All of those services and tools I've mentioned above, focus on running load tests with the very first technology that Mercury came with in early 90's, not with running real browsers, which is still immature and expensive but with scripts that define what kind of HTTP requests to hit the system with and measure the response, that's all. So they all provide with different scripting languages or ways to control the test. Some allow you to work with UI and modules to create the required script, some with XML, some with coding style in either proprietary scripting engine or wide spread scripting engine, but the very bottom line is that they all ask you to provide with same data to get your load test running.

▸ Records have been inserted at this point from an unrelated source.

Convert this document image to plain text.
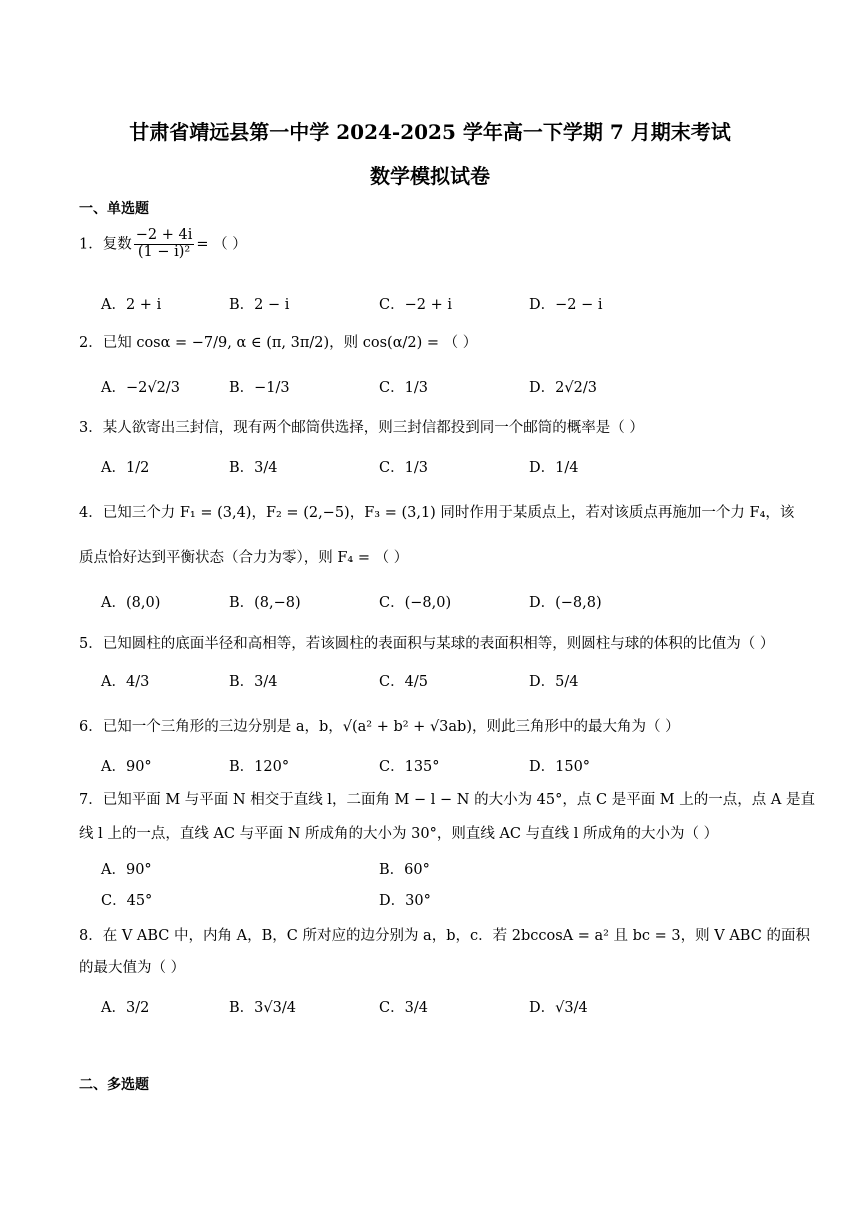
甘肃省靖远县第一中学 2024-2025 学年高一下学期 7 月期末考试
数学模拟试卷
一、单选题
1．复数 $\frac{-2 + 4i}{\text{(1 − i)²}}$ = （ ）
A．2 + i	B．2 − i	C．−2 + i	D．−2 − i
2．已知 cosα = −7/9, α ∈ (π, 3π/2)，则 cos(α/2) = （ ）
A．−2√2/3	B．−1/3	C．1/3	D．2√2/3
3．某人欲寄出三封信，现有两个邮筒供选择，则三封信都投到同一个邮筒的概率是（ ）
A．1/2	B．3/4	C．1/3	D．1/4
4．已知三个力 F₁ = (3,4)，F₂ = (2,−5)，F₃ = (3,1) 同时作用于某质点上，若对该质点再施加一个力 F₄，该
质点恰好达到平衡状态（合力为零），则 F₄ = （ ）
A．(8,0)	B．(8,−8)	C．(−8,0)	D．(−8,8)
5．已知圆柱的底面半径和高相等，若该圆柱的表面积与某球的表面积相等，则圆柱与球的体积的比值为（ ）
A．4/3	B．3/4	C．4/5	D．5/4
6．已知一个三角形的三边分别是 a，b，√(a² + b² + √3ab)，则此三角形中的最大角为（ ）
A．90°	B．120°	C．135°	D．150°
7．已知平面 M 与平面 N 相交于直线 l，二面角 M − l − N 的大小为 45°，点 C 是平面 M 上的一点，点 A 是直
线 l 上的一点，直线 AC 与平面 N 所成角的大小为 30°，则直线 AC 与直线 l 所成角的大小为（ ）
A．90°	B．60°
C．45°	D．30°
8．在 V ABC 中，内角 A，B，C 所对应的边分别为 a，b，c．若 2bccosA = a² 且 bc = 3，则 V ABC 的面积
的最大值为（ ）
A．3/2	B．3√3/4	C．3/4	D．√3/4
二、多选题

Go and try few of them, you will see and understand that each solution wraps the same idea with different UI. They all work the same and if they work the same, I urge you to use those who are based on JMeter. Why? Because it is the most popular load testing tool in the world, it is free and open source and most importantly - it has the biggest set of features and it continue to grow with regular releases backed by an awesome core team of commiters which push it forward. If you go with other proprietary scripting engine, you will soon find show stoppers, blocking you from executing a script which should interact with your application due to missing functionality, as all other engines are trying to keep up with JMeter.

So why I mad about all those tools and competitors? They all try to re-invent the same wheel. Not a smarter one, not a better shape nor better material. Just re-creating same old stuff which was invented about quarter of a century ago!!

Last point is that 5 years ago - the idea of driving real/headless browsers was really promising, but so far no real solution is doing that successfully.
I'll create a technical post on this topic in the future to show timing issues with such approach, currently I have in mind to show results from Selenium browser running from by JMeter with the JMeter Plugins, but any other ideas or pointers are welcome here.